Speaker
Description
Genomic surveillance of poliovirus will prove critical to the next phase of the eradication effort and relies on fast and accurate viral detection. With direct sequencing methods, the time from sample to results has been drastically reduced in relation to previous approaches. The piranha software developed within our group provides a framework for analysing high throughput sequencing data from this method and gives clear and actionable results. While between-subtype resolution is easily achieved by the existing bioinformatics workflow, long reads such as those produced by ONT platforms also give the opportunity for more fine grain analysis of variation within subtypes, for example in cases of mixed infection or within environmental samples. This has particular relevance to surveillance in the detection of circulating vaccine-derived viruses in a background of the vaccine strain where a handful of mutations may distinguish between the strains. Here we present a pipeline to resolve mixed populations of polio reads that exploits existing methods for phasing polyploid genomes.
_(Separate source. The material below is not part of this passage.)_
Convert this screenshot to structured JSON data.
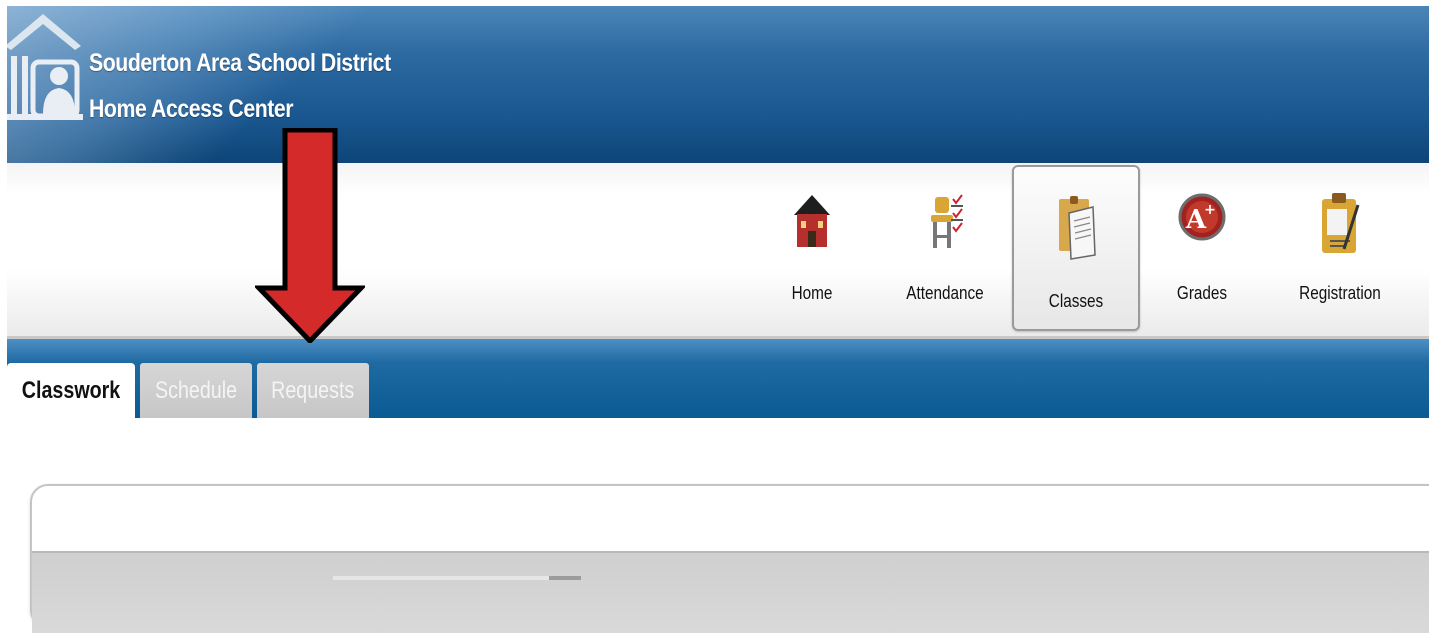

We successfully resolve in silico mixtures of simulated and real ONT reads belonging to the same polio subtype into the expected haplotypes at the expected proportions. We see drops in accuracy when attempting to resolve real mixtures that may be caused by errors introduced during amplification and sequencing. Long read technologies are opening up more opportunities to fully characterise viral populations and gain insight into variation within samples. While we see promise in this method, caution is warranted depending on the type of input data that variation is not over-estimated due to error.